Mortal and Venial Sin
In the homily this weekend, Fr. Willig and I are discussing the times when we shouldn’t receive Holy Communion. It is good for us to receive Holy Communion, however, when we have committed mortal sin, we need to go to confession before receiving Holy Communion. When we have knowingly committed mortal sin, we should go to confession as soon as possible.
We must distinguish between mortal and venial sin. The distinction in sin comes from the First Letter of St. John, “If anyone sees his brother committing what is not a deadly (mortal) sin, he will ask, and God will give him life for those whose sin is not mortal. There is sin which is deadly; I do not say that one is to pray for that. All wrongdoing is sin, but there is sin which is not mortal” (1 John 5:16-17).
There are three conditions that must be present for a sin to be mortal. First, the action must be “grave matter” or serious. The basic understanding of a serious sin comes from the Ten Commandments. Jesus reiterates these in his instructions to the rich young man: “Do not kill, do not commit adultery, do not steal, do not bear false witness, do not defraud, honor your father and your mother” (Mark 10:19). Grave matter is anything that directly violates the Ten Commandments.
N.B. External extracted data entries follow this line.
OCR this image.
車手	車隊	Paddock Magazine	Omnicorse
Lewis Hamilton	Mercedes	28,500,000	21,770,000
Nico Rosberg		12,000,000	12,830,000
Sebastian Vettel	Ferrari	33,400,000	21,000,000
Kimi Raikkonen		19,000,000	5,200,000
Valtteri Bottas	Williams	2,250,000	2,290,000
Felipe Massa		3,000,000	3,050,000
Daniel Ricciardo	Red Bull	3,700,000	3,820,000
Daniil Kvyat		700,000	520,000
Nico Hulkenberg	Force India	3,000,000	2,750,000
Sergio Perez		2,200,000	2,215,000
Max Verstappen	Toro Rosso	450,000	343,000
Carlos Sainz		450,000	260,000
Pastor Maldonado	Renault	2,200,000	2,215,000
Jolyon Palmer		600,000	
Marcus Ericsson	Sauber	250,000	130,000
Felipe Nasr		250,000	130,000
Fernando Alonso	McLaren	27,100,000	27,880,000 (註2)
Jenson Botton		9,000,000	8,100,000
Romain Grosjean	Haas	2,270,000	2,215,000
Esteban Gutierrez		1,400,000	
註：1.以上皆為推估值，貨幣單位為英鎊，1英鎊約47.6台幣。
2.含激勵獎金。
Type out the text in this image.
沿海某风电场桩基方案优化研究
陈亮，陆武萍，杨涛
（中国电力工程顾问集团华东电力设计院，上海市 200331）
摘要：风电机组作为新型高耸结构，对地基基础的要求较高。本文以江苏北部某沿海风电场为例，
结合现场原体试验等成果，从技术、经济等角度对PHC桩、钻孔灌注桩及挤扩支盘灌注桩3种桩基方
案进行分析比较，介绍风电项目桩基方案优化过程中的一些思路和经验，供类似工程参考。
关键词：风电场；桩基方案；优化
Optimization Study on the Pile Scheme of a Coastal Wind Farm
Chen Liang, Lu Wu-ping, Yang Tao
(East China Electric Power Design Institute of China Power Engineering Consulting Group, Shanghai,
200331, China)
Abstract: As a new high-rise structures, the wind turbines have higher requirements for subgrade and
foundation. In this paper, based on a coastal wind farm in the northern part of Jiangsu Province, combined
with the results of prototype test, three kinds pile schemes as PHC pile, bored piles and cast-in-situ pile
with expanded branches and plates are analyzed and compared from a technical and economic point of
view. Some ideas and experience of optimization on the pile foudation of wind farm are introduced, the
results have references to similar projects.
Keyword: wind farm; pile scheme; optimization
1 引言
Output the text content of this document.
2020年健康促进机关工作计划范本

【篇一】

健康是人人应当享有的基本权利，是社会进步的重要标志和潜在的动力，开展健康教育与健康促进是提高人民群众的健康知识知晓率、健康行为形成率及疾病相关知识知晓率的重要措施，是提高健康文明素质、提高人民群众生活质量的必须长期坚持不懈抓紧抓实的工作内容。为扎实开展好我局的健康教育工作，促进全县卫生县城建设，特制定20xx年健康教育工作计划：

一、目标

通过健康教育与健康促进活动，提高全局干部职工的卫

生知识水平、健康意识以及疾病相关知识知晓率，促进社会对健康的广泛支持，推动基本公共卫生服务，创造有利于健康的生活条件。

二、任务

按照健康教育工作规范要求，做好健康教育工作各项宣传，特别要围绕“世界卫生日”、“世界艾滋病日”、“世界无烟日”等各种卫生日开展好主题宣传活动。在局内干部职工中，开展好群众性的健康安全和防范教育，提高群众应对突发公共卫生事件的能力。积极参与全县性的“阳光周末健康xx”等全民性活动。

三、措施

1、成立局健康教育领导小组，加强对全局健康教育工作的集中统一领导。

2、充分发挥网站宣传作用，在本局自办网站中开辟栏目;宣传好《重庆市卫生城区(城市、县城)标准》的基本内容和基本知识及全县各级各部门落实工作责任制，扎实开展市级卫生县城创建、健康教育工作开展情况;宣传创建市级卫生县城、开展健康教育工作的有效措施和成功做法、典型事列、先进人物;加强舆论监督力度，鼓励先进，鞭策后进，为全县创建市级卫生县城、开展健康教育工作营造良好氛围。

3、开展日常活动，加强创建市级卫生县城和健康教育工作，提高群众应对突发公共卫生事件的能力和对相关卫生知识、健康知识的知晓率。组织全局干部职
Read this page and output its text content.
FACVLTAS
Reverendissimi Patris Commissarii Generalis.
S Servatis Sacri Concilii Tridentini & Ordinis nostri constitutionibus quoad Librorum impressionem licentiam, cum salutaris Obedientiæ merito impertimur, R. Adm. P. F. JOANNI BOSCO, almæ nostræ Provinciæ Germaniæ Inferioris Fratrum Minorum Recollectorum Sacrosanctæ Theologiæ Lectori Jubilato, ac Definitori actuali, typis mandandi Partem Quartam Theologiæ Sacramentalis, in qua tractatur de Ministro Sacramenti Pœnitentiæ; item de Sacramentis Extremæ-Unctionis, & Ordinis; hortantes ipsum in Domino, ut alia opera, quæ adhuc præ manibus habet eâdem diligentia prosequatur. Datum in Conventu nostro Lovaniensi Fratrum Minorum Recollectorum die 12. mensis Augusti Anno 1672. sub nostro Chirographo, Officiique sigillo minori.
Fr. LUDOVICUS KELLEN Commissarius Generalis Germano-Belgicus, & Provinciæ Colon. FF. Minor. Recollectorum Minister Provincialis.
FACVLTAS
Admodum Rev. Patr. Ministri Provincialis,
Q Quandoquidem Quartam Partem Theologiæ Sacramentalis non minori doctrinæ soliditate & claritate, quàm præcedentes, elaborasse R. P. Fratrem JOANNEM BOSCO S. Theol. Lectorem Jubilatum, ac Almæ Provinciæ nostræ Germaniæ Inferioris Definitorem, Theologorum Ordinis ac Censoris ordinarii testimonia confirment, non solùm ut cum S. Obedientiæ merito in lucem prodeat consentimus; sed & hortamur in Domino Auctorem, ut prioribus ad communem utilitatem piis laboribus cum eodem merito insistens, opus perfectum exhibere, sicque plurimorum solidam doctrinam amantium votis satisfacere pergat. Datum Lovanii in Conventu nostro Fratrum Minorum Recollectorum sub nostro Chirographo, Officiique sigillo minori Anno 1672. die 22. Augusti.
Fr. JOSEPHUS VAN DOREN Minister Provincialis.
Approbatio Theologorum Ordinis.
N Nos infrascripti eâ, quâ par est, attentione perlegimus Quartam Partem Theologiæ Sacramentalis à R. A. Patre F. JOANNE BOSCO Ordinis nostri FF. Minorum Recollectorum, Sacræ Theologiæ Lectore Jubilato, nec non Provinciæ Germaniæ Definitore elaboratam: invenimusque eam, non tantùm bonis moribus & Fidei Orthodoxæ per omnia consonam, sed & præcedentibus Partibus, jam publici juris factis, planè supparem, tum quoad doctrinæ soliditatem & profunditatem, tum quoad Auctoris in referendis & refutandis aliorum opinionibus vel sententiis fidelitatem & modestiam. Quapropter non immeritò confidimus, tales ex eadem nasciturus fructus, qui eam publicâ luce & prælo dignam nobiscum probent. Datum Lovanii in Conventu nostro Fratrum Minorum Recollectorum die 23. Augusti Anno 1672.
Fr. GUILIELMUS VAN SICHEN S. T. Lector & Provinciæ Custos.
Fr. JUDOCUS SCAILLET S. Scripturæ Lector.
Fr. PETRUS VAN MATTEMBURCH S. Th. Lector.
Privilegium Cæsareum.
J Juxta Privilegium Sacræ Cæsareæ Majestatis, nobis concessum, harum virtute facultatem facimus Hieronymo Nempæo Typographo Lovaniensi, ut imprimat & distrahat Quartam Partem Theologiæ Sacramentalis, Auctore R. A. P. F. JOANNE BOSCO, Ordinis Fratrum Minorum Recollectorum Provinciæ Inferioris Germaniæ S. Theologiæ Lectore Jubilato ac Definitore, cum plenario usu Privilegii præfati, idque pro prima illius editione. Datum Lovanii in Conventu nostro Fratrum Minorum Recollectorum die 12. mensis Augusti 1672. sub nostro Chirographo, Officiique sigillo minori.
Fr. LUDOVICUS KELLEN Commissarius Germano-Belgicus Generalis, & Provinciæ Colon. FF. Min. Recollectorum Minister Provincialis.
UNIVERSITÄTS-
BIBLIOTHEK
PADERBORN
This involves not keeping Holy the Sabbath; skipping Mass on Sunday is grave matter. Of course, those who are sick, caring for the sick, or nursing infants aren’t required to attend Mass. If you are traveling and legitimately unable to attend Mass, you can receive a dispensation from the Sunday obligation from me, your pastor. Grave matter also relates to sins against chastity, taking the Lord’s name, stealing, bearing false witness, or theft.
The second condition for a sin to be mortal is that the individual must have knowledge that it is grave matter; he or she must know that it is serious. The third condition for mortal sin is that there must be full consent of the will. There must be a deliberate personal choice of the individual.
The Catechism describes the seriousness of mortal sin stating, “It results in the loss of charity and the privation of sanctifying grace, that is, of the state of grace. If it is not redeemed by repentance and God’s forgiveness, it causes exclusion from Christ’s kingdom and the eternal death of hell, for our freedom has the power to make choices for ever, with no turning back” (paragraph 1861). Mortal sin is a possibility because God has given us free will. We have the power to make eternal choices. Choices that take us to life or choices that take us to death.
Based on the teaching of St. Paul, the Church instructs us not to receive Holy Communion when we are in a state of mortal sin. St. Paul says, “Whoever, therefore, eats the bread or drinks the cup of the Lord in an unworthy manner will be guilty of profaning the body and blood of the Lord. Let a man examine himself, and so eat of the bread and drink of the cup. For anyone who eats and drinks without discerning the body eats and drinks judgment upon himself. This is why many of you are weak and ill” (1 Corinthians 11:27-29).
A venial sin is a less serious matter, “it manifests a disordered affection for created goods; it impedes the soul’s progress in the exercise of the virtues and the practice of the moral good.” Although less serious, venial sins take us away from our Creator and Lord.
God constantly offers us His salvation. He never turns His back on the sinner who returns to Him. Like the Father in the story of the prodigal son, He is ready to run out and meet the sinner who comes back. The mercy of the Lord is constantly waiting to bring us back to friendship with Christ. There is no unforgivable sin, except those that we don’t confess.
Finally, the Catechism reminds us not to judge each other. Although we can judge acts, whether good or evil, we can never judge a soul. Only God can judge souls.
These can be hard teachings to receive. They can challenge our confidence. Hard teachings are always part of God’s mercy. He offers us the truth to draw us closer to Himself. Just like a parent who warns their children about dangers, the Church warns us about the most serious dangers in our lives.